Temuan Pusat Pelaporan dan Analisis Transaksi Keuangan (PPATK) soal adanya pencucian uang senilai Rp 747 triliun seharusnya menyengat kita. Ini merupakan alarm bahwa korupsi dengan segala turunannya-komisi, rasuah, gratifikasi, uang semir--tetap tumbuh dan modusnya semakin canggih.
Komisi Pemberantasan Korupsi, polisi, dan kejaksaan semestinya segera bergerak mengusut temuan ini. Jangan biarkan data yang diungkap oleh PPATK itu hanya menjadi arsip yang tersimpan di gudang, seperti yang terjadi beberapa waktu lalu.
Pada 2010, PPATK juga pernah mengungkap adanya transaksi mencurigakan di kalangan pejabat. Kala itu transaksi terjadi di antara sejumlah petinggi Kepolisian Republik Indonesia yang sedang disorot oleh khalayak karena kasus rekening gendut. Koran Tempo dan majalah Tempo mengungkapnya. Publik pun geger. Namun informasi itu akhirnya tidak ditindaklanjuti ke proses penyidikan, apalagi pengadilan. Masyarakat sangat kecewa atas kejadian tersebut. Hal itu semestinya tak terulang saat ini
Kali ini transaksi mencurigakan yang diungkap PPATK jauh lebih besar. Nilainya ratusan triliun rupiah dari rekening-rekening milik 19 orang. Kepala PPATK Kiagus Ahmad Badaruddin pada Rabu lalu mengungkapkan hal tersebut. Menurut Kiagus, temuan ini diperoleh setelah PPATK mendapat permintaan dari aparat penegak hukum yang menangani kasus korupsi, narkotik, perjudian online, kepabeanan, perambahan hutan, dan perpajakan. Menurut PPATK, latar belakang pemilik uang itu beragam, dari pengusaha sampai gubernur.

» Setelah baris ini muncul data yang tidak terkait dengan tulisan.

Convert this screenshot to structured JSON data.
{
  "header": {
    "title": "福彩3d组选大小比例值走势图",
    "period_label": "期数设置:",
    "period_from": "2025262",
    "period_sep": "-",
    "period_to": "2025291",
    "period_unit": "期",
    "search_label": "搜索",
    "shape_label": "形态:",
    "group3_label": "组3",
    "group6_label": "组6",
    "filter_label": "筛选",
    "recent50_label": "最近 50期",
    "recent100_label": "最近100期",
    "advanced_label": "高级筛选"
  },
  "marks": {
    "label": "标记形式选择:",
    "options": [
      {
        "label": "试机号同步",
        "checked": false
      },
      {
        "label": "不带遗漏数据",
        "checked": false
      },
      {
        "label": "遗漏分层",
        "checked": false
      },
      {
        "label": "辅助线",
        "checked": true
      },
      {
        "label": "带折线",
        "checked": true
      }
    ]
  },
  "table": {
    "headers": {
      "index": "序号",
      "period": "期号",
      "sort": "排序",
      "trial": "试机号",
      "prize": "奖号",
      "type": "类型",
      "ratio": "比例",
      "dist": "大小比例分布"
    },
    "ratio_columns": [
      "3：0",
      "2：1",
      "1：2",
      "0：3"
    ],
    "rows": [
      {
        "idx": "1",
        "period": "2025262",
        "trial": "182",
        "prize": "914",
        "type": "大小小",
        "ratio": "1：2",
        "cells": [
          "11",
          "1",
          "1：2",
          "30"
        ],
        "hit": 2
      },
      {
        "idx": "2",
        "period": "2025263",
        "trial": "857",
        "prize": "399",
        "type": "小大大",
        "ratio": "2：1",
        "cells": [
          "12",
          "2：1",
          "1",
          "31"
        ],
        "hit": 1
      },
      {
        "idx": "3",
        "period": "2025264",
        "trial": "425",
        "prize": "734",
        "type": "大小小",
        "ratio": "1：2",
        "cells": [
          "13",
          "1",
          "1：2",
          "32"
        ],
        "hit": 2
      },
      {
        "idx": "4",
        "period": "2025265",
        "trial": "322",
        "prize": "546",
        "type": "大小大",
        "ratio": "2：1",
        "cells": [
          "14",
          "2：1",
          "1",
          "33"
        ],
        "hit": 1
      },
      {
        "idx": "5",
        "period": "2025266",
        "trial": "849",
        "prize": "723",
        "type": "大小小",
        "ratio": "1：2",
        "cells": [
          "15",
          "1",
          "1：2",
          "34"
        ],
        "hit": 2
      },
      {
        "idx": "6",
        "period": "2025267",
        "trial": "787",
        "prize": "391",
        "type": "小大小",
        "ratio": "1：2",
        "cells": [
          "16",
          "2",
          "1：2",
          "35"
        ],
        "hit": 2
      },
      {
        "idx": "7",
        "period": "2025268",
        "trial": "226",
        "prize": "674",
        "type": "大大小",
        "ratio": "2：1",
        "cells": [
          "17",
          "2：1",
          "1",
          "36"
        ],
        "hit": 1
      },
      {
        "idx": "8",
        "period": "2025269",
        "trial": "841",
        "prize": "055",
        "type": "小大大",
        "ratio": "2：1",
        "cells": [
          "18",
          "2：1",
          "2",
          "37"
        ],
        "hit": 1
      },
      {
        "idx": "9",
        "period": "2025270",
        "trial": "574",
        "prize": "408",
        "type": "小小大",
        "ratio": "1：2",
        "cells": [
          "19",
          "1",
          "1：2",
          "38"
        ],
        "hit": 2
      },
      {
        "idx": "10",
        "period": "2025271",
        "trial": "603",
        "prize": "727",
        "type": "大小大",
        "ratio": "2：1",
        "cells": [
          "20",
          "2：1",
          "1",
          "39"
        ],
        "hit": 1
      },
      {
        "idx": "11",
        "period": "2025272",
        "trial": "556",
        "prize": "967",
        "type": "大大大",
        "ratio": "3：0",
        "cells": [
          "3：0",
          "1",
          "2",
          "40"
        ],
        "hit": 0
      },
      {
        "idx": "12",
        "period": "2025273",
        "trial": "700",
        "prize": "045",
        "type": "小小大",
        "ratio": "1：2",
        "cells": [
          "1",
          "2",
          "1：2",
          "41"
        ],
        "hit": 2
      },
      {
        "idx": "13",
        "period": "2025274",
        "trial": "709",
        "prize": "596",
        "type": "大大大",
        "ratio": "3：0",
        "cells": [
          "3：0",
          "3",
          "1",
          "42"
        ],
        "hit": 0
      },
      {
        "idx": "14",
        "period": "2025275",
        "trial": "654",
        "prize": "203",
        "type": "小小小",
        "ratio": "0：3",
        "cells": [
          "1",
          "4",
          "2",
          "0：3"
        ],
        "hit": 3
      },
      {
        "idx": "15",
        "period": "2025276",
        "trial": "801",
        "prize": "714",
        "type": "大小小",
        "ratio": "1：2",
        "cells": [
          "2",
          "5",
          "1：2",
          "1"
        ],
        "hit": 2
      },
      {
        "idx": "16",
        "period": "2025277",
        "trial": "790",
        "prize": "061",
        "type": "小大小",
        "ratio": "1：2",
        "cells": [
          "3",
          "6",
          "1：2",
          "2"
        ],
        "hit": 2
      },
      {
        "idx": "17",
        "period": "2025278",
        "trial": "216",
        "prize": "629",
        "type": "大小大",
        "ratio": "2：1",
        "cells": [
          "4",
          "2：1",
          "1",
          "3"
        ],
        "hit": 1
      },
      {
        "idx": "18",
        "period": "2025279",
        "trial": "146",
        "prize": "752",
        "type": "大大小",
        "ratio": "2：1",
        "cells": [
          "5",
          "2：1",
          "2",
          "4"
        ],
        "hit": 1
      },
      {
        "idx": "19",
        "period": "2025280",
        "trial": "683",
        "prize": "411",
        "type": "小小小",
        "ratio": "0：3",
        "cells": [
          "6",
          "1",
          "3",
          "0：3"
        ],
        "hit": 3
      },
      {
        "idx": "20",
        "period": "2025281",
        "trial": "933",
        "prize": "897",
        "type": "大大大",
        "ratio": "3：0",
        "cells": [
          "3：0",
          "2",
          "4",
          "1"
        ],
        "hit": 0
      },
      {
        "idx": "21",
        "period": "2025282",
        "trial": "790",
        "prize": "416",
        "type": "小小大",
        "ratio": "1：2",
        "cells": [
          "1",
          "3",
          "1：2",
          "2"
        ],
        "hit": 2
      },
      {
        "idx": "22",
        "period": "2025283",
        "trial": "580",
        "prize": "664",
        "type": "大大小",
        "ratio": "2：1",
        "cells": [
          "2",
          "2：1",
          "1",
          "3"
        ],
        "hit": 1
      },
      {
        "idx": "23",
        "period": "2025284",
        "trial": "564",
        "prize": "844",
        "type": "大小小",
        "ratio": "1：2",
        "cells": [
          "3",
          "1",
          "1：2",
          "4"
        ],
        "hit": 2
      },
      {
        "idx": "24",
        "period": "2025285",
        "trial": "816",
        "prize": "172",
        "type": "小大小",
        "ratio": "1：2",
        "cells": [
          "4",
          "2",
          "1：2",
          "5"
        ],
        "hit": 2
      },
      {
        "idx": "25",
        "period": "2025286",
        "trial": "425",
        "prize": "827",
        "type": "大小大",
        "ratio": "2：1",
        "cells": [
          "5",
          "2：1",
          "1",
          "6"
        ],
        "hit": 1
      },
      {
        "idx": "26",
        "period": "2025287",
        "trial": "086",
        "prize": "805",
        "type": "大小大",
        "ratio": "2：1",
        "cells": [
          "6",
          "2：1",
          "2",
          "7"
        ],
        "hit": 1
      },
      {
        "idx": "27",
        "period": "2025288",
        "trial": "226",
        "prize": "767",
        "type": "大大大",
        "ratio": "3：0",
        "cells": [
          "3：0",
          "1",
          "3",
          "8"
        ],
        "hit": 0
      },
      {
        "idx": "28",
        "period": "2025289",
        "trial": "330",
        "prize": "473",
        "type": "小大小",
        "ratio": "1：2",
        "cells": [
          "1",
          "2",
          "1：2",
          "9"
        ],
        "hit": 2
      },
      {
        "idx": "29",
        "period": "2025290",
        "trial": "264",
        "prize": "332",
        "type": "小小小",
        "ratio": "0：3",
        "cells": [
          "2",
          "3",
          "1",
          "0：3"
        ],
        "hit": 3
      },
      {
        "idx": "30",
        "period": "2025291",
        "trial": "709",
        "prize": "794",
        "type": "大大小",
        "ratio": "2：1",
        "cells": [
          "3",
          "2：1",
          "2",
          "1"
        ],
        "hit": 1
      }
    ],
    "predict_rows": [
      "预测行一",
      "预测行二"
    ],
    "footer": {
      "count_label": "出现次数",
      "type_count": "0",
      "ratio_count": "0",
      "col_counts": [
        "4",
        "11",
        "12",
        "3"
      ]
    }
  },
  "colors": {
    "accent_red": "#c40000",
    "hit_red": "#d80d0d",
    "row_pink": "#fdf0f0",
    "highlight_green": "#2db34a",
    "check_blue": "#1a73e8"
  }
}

Sebagian rekeningnya diidentifikasi milik kerabat dan kolega yang menjadi penampung dana hasil tindak pidana. Rekening-rekening itu juga ditengarai dipakai menyuap aparat penegak hukum serta panitia pengadaan barang dan jasa pemerintah. Transaksi mencurigakan itu terendus di Jawa Timur, Jawa Barat, Kalimantan Selatan, Kalimantan Timur, Nusa Tenggara Barat, dan Sulawesi Tenggara.
Aparat penegak hukum semestinya segera bertindak. Fenomena baru ini menjadi bukti tambahan soal semakin maraknya korupsi di daerah. Bukti-bukti menguatnya korupsi di daerah semakin terlihat. Dalam setahun terakhir KPK menangkap delapan kepala daerah dengan jerat pasal korupsi. Oktober lalu, komisi antirasuah menangkap Bupati Nganjuk Taufiqurrahman. Sebulan sebelumnya, Bupati Kutai Kartanegara Rita Widyasari dicokok.
Data dari PPATK ini semestinya menjadi amunisi bagi lembaga seperti KPK, kejaksaan, dan kepolisian untuk segera menangkap para garong uang negara. Tak ada kejahatan yang sempurna tersembunyi. Selalu ada celah untuk mengungkapnya. Apalagi aliran uangnya sudah terang-benderang. Persoalannya, seberapa serius aparat penegak hukum membongkar kasus ini? Jika kasus ini dibiarkan, temuan PPATK tersebut akan sia-sia. Korupsi pun kian merajalela menggerogoti negeri ini.